Baltimore asks residents to cut water use as drought deepens
City water customers were told to cut outdoor watering and other heavy uses as Liberty and Prettyboy reservoirs slipped below normal.

Baltimore water customers were asked to cut back on non-essential use as Liberty and Prettyboy reservoirs fell below normal and summer demand neared, putting voluntary restrictions in place across Baltimore City, Baltimore County, Carroll County, Harford County and Howard County.
The Baltimore City Department of Public Works said public-water customers should avoid unnecessary outdoor watering, washing and other high-volume uses. The request does not affect private wells, but it does reach households and businesses tied to the city system, which supplies drinking water to about 1.8 million people across the region. Officials said the goal is to slow demand now and avoid mandatory limits later if dry conditions persist.
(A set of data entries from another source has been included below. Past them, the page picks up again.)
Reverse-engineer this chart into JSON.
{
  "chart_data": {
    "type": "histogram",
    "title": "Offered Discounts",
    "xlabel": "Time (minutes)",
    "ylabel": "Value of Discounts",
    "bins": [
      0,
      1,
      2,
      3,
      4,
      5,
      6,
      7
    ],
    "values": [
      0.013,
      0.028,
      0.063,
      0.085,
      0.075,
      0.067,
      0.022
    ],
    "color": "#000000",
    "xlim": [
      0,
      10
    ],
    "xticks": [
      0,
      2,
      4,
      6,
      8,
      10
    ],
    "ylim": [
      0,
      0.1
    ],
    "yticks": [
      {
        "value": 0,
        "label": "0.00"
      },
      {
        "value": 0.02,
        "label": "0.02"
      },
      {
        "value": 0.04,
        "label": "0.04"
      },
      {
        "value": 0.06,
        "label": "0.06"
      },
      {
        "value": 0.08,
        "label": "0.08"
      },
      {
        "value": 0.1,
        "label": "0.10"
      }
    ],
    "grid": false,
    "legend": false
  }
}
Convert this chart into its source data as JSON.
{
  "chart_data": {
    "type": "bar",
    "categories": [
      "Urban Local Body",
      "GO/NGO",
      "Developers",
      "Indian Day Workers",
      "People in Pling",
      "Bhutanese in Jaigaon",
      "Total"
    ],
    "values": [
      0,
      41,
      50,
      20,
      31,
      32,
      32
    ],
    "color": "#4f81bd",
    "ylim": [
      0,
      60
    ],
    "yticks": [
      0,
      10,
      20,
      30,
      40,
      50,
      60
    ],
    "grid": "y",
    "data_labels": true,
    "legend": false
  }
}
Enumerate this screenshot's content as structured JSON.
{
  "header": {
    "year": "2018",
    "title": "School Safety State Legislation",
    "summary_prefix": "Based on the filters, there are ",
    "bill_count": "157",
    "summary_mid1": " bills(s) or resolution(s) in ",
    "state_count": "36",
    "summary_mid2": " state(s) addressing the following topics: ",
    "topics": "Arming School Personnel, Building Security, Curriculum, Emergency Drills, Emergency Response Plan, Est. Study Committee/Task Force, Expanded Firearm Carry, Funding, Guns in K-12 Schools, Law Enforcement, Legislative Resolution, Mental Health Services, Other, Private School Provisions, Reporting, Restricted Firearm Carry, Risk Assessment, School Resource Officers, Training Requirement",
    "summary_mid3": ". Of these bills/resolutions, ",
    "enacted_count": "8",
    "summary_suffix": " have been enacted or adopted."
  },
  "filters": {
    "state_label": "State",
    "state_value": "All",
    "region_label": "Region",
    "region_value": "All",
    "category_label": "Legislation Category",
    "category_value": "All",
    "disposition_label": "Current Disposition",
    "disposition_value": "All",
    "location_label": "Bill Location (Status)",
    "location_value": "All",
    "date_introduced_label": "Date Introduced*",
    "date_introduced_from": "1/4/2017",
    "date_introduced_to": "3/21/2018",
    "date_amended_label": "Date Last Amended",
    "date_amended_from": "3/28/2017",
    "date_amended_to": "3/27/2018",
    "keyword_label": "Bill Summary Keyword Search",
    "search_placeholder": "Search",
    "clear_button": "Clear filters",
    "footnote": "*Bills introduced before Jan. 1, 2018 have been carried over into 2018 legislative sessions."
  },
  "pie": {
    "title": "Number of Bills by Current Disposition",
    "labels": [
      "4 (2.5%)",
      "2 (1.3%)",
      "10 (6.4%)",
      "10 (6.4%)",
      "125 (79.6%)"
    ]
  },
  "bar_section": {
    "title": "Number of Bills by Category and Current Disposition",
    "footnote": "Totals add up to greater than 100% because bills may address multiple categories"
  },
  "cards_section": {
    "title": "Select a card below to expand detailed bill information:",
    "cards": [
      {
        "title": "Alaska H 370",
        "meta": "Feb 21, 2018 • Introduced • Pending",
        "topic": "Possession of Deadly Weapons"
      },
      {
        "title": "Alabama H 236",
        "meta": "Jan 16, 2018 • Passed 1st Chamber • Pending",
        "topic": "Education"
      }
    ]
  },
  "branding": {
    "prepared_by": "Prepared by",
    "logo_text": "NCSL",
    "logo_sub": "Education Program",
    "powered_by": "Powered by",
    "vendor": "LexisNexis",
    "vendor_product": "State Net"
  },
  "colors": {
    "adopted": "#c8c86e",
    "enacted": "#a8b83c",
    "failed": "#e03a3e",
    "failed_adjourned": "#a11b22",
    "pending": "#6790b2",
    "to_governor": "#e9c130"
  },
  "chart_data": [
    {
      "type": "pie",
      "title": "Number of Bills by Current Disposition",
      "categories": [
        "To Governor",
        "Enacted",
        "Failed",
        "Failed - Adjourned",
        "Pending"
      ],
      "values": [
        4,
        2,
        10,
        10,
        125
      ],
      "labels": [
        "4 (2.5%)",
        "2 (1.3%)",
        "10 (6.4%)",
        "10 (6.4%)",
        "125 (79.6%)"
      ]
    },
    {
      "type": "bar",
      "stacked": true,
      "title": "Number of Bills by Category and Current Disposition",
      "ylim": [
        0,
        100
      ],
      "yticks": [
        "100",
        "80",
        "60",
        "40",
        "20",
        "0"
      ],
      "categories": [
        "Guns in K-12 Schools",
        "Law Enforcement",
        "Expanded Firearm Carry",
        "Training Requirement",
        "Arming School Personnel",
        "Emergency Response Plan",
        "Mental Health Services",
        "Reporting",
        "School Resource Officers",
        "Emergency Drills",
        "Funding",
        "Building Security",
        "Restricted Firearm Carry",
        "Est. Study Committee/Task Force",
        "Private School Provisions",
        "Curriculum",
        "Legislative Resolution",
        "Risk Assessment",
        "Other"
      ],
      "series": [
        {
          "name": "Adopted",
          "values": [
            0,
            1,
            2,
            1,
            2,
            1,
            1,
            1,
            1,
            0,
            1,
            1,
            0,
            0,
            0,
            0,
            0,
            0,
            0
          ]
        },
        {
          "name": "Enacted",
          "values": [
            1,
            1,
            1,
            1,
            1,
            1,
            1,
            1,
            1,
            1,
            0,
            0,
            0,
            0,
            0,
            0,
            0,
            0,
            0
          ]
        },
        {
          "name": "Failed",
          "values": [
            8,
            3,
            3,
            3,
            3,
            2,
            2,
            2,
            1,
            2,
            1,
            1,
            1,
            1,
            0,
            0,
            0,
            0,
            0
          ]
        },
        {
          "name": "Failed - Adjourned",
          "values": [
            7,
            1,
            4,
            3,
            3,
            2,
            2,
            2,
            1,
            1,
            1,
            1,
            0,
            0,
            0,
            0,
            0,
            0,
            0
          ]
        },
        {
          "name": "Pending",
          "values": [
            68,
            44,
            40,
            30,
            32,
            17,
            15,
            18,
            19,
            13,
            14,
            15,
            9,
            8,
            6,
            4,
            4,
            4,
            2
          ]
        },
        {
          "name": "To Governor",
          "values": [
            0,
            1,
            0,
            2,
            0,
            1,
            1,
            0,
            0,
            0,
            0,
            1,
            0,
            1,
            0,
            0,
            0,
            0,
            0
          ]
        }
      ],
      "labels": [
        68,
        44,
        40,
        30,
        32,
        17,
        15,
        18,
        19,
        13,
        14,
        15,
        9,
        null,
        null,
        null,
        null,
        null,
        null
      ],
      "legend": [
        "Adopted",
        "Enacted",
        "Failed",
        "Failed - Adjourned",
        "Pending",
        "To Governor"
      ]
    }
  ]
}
DPW said Liberty Reservoir stood six feet below normal and Prettyboy Reservoir two feet below normal when the advisory went out. The city's three reservoirs, which also include Loch Raven Reservoir, hold about 86 billion gallons and feed treatment plants that can produce up to 360 million gallons a day. That makes even modest conservation significant when rainfall is below average and summer use is about to climb.
Maryland's Department of the Environment tracks drought using precipitation, stream flow, groundwater levels, reservoir storage, supply status, temperature and season, and classifies conditions as Normal, Watch, Warning or Emergency. The state updated its Drought Monitoring and Response Plan in December 2025, a reminder that the response to dry weather is tied to measured thresholds, not just a general sense that conditions feel parched.

Baltimore has been through this before. The city imposed similar voluntary restrictions on May 8, 2025, after Liberty Reservoir dropped to its lowest point in nearly two decades. Officials later lifted those limits after record-setting rainfall in May restored Liberty, Loch Raven and Prettyboy to near-normal seasonal levels. This year's advisory is less severe, but it lands as another warning that reservoir health can change quickly from one wet month to the next.
DPW said it will keep watching rainfall and reservoir levels in the weeks ahead, and it could turn to the Susquehanna River as a backup supply if conditions worsen. Water drawn from that source is treated and safe to drink, though customers may notice a slight change in taste or odor, a small tradeoff if the region has to lean harder on its backup system.